It’s Nov. 8, 2020. The Minnesota Vikings hold a 2-5 record and are bringing up the rear in the NFC North. They are hosting the 3-4 Detroit Lions, led by quarterback Matthew Stafford. The Lions have an opportunity to get back to .500 and prove to the world that they are a competitive team with legitimate playoff aspirations. Meanwhile, the Vikings were just hoping to stay afloat for another week.
The game’s result wasn’t a reflection of each team’s records. The Vikings cruised to a 34-20 victory thanks to a dominant performance by Dalvin Cook in which he rushed for over 200 yards and reached the end zone twice. Matthew Stafford did his best to carry the Lions to a win, but he didn’t have enough talent around him to pull it off.
That’s been the story of Stafford’s time with the Lions — a talented quarterback who had much of his prime wasted on a perennially dysfunctional franchise. During his 12 seasons in Detroit, the Lions failed to provide Stafford with a competent head coach, an effective running game, a defense capable of getting stops, and, most importantly, something to play for.
This week, Stafford makes his return to U.S. Bank Stadium. Only this time, he’s leading the Los Angeles Rams, who are currently 10-4 with Super Bowl aspirations. LA dumped Jared Goff and two first-round picks in exchange for the former Lions signal-caller hoping he’d be their franchise quarterback. It’s something the Rams have been looking for since the days of Kurt Warner. So far, Stafford’s presence has made all the difference for Los Angeles. The Rams rank third in the league in passing yards per game (287.3), topping Goff’s career year in 2018 when LA ranked fifth in the league in passing yards per game (281.7)
It’s not just Stafford the Vikings have to worry about. The Rams operate like a well-oiled machine from top to bottom.
At the helm is head coach Sean McVay, one of the most innovative young offensive minds in all of football. When Los Angeles faced Minnesota back in 2018, McVay’s offense racked up 38 points against Zimmer’s defense. A large part of McVay’s strategy was to target the Vikings’ linebacking corps. He did that by getting the slower Vikings linebackers isolated in coverage against wide receivers. By the end of the game, Brandin Cooks, Robert Woods, and Cooper Kupp all had over 100 yards receiving.
The Rams’ wide receiver room has seen some changes since 2018, but they still have some names to keep an eye on. Cooks is no longer with the team, but LA drafted Van Jefferson as his replacement. Jefferson isn’t on the same level as Cooks, but he’s still effective nonetheless. Robert Woods suffered a season-ending ACL injury, so the Rams brought in three-time Pro Bowler Odell Beckham Jr. in his stead. Kupp remains in Los Angeles and is having his most productive season yet. He currently leads the league in receptions, total yards, and receiving touchdowns.
Additionally, the Rams have a solid running game, thanks in part to Darrell Henderson Jr. and Sony Michel. However, the biggest reason why they’ve been so successful in the ground game is the guys up front.
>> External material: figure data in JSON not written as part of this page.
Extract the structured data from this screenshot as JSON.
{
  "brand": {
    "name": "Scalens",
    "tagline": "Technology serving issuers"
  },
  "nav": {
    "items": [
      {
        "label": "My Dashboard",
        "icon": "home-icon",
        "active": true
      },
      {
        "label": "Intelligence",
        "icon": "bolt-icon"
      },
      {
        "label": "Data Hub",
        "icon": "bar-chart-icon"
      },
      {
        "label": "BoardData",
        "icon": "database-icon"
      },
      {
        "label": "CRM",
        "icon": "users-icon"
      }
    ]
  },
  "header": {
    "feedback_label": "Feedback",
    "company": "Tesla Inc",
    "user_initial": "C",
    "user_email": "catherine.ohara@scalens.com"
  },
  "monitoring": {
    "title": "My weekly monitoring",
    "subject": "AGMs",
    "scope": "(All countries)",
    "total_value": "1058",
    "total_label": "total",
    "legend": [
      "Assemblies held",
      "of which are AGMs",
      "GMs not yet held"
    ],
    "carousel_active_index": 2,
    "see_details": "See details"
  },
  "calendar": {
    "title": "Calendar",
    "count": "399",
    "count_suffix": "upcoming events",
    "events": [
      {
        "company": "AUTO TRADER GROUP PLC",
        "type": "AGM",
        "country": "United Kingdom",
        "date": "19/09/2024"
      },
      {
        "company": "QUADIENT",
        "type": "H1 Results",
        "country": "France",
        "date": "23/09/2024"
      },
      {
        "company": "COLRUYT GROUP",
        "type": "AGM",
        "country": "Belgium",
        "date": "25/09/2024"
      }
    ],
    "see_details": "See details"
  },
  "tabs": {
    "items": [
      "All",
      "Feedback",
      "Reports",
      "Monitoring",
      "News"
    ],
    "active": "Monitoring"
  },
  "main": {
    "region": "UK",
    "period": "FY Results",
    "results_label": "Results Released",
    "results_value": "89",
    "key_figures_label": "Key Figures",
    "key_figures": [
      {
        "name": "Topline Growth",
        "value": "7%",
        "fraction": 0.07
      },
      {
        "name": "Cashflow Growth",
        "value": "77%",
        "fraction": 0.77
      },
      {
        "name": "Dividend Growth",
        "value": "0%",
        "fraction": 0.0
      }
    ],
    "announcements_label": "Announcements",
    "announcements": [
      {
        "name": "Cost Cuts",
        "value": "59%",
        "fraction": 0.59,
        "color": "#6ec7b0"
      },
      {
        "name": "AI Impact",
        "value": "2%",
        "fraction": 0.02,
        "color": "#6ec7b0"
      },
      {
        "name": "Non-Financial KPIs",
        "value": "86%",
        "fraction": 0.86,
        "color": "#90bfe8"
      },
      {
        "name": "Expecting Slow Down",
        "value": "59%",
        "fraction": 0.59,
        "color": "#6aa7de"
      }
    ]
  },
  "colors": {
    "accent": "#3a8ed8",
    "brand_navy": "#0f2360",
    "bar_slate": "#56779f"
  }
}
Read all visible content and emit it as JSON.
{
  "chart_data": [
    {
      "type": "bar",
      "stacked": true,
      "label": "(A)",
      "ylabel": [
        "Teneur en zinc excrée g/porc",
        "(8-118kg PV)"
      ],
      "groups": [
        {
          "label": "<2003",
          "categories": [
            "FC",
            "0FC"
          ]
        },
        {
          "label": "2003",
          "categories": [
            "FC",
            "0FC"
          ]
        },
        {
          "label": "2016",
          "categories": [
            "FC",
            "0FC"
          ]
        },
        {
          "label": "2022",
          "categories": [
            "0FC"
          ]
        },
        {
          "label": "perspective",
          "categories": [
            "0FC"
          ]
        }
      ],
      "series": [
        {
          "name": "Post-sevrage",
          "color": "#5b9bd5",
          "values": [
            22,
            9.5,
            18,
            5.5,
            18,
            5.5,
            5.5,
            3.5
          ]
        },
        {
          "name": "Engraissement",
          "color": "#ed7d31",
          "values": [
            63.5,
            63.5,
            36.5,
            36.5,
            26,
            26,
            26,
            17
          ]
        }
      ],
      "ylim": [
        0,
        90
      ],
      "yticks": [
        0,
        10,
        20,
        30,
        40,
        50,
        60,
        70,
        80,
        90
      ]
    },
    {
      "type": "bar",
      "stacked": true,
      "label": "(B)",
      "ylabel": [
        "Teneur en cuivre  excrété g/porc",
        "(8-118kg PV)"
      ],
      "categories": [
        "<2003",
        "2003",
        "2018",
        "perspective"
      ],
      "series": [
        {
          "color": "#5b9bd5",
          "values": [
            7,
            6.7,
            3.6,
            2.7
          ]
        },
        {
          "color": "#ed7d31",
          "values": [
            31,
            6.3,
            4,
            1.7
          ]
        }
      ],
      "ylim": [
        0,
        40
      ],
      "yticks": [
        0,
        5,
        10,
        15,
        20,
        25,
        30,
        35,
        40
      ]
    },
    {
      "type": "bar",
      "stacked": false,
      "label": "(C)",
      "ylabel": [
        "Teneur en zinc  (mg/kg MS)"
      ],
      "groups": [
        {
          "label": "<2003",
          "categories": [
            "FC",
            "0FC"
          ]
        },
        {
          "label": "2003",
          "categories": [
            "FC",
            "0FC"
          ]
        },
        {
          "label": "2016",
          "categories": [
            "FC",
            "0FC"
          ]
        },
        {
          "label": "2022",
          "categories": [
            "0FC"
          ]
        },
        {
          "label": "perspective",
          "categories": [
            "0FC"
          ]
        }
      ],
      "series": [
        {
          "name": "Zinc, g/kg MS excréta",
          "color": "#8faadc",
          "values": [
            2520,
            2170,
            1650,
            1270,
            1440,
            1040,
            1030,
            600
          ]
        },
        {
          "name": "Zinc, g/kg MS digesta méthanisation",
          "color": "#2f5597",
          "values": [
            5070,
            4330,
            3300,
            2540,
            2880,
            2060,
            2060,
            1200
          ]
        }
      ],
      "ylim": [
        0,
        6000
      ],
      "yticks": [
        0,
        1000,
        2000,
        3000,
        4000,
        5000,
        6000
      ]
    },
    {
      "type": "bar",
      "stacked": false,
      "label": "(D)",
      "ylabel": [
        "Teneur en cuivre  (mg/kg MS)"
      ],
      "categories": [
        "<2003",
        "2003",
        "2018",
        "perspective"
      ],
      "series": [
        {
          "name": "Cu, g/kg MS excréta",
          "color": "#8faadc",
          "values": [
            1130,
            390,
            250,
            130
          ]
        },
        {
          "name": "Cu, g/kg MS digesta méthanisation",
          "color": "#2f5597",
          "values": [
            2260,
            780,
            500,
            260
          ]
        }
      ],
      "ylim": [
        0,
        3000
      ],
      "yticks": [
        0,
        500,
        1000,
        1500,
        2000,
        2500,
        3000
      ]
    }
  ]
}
LA’s offensive line is currently the league’s highest-graded run-blocking unit, per PFF.
The Rams’ offense certainly has a good amount of weapons at their disposal, but the team’s calling card is defense. The usual suspects have been playing well, like Aaron Donald, Jalen Ramsey, and Leonard Floyd. Yet the Rams are also getting production from some recent draft picks. Ogbonnia Okoronkwo, Jordan Fuller, and Greg Gaines have all been essential contributors to a defense that ranks fifth in points allowed and currently stands as PFFs highest-graded defense.
The Rams will make life difficult for Mike Zimmer and Co., but that doesn’t mean there aren’t things the Vikings can do to help maintain control of the game.
The Vikings will be playing at home, for starters, which means crowd noise will be a factor. If the team comes in and plays with a high level of intensity, the fans will inevitably get loud. Then the focus shifts to stopping the run game. The goal is to make the Rams’ offense as one-dimensional as possible. That would allow Minnesota to start playing more nickel and dime coverages and key in on the passing game. It’s unlikely that the Vikings will completely shut down the Rams’ offense, but if the defense can manage to get stops in the red zone and force field goals, it’ll help tremendously.
Once Stafford is on the sidelines, the Vikings’ offense should stretch out drives to keep the ball out of his hands. This doesn’t necessarily mean constantly handing the ball off to Dalvin Cook. But a little ball control would benefit the Vikings’ defense because they’ll be able to get some much-needed rest.
Beating the Rams, who have everything to play for in the final stretch of the regular season, may be a tough feat to accomplish. However, there are things the Vikings can do to maintain control and, at the very least, give themselves a fighting chance.